One can also compare formalisms in terms of their logical strength. Higher-order logic is somewhat weaker than Zermelo set theory, which is much weaker than ZFC, which in turn is much weaker than Tarski-Grothendieck set theory:

$$\begin{aligned} \textrm{HOL} < \textrm{Z} \ll \textrm{ZF} \ll \textrm{TG} \end{aligned}$$

The Calculus of Inductive Constructions, which is the formalism of Lean and Coq, is roughly equivalent to TG. The advantage of a weaker formalism is better automation. The power of ZF set theory, when it is required, can be obtained simply by loading the corresponding library from the AFP [33]. It’s highly likely that a similar library could be created for Tarski-Grothendieck. And yet, remarkably, everything we have tried to formalise, unless it refers explicitly to ZF, sits comfortably within HOL alone.
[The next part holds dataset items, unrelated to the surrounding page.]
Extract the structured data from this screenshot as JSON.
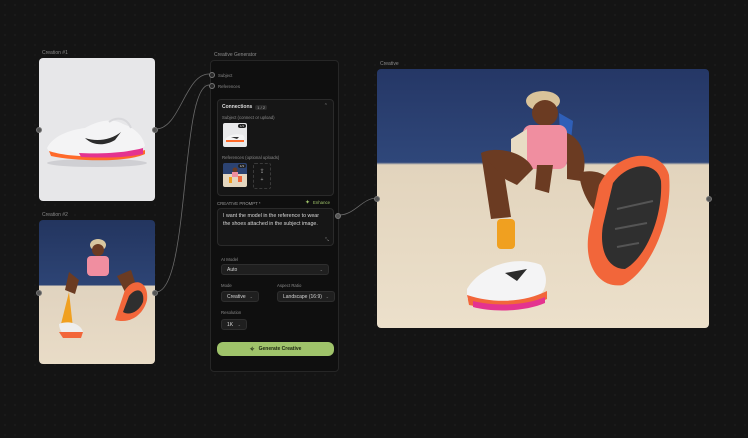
{
  "nodes": {
    "creation1": {
      "label": "Creation #1"
    },
    "creation2": {
      "label": "Creation #2"
    },
    "generator": {
      "label": "Creative Generator"
    },
    "creative": {
      "label": "Creative"
    }
  },
  "generator": {
    "inputs": {
      "subject": "Subject",
      "references": "References"
    },
    "connections": {
      "title": "Connections",
      "count": "1 / 2",
      "subject_label": "Subject (connect or upload)",
      "subject_badge": "1/3",
      "references_label": "References (optional uploads)",
      "references_badge": "1/3"
    },
    "prompt": {
      "label": "CREATIVE PROMPT *",
      "enhance": "Enhance",
      "text": "I want the model in the reference to wear the shoes attached in the subject image."
    },
    "ai_model": {
      "label": "AI Model",
      "value": "Auto"
    },
    "mode": {
      "label": "Mode",
      "value": "Creative"
    },
    "aspect_ratio": {
      "label": "Aspect Ratio",
      "value": "Landscape (16:9)"
    },
    "resolution": {
      "label": "Resolution",
      "value": "1K"
    },
    "generate_label": "Generate Creative"
  },
  "colors": {
    "canvas": "#141414",
    "panel": "#0f0f0f",
    "accent_green": "#9fc36a",
    "sky_blue": "#2d4475",
    "wall_sand": "#e6d9c4",
    "shoe_orange": "#f2663a"
  }
}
Since HOL is essentially the formalism of Principia Mathematica [40], we can conclude that Whitehead and Russell were right all along.

The AFP entries contributed by the project authors are too many to list, but they can be consulted via the on-line author indices:

8 Conclusions

We set out to tackle serious mathematics with a combination of hope and trepidation. We were able to formalise everything we set out to formalise and were never forced to discard a development part way through. As Angeliki has pointed out, “we have formalised results by two Fields medalists (Roth and Gowers), an Abel prize winner (Szemerédi) and of course Erdős too!”

We’ve also seen impressive advances in search and language models to assist users in proof development. Although the effort required to formalise mathematical articles remains high, we can confidently predict that formalisation will be playing a significant role in mathematical research in the next few years.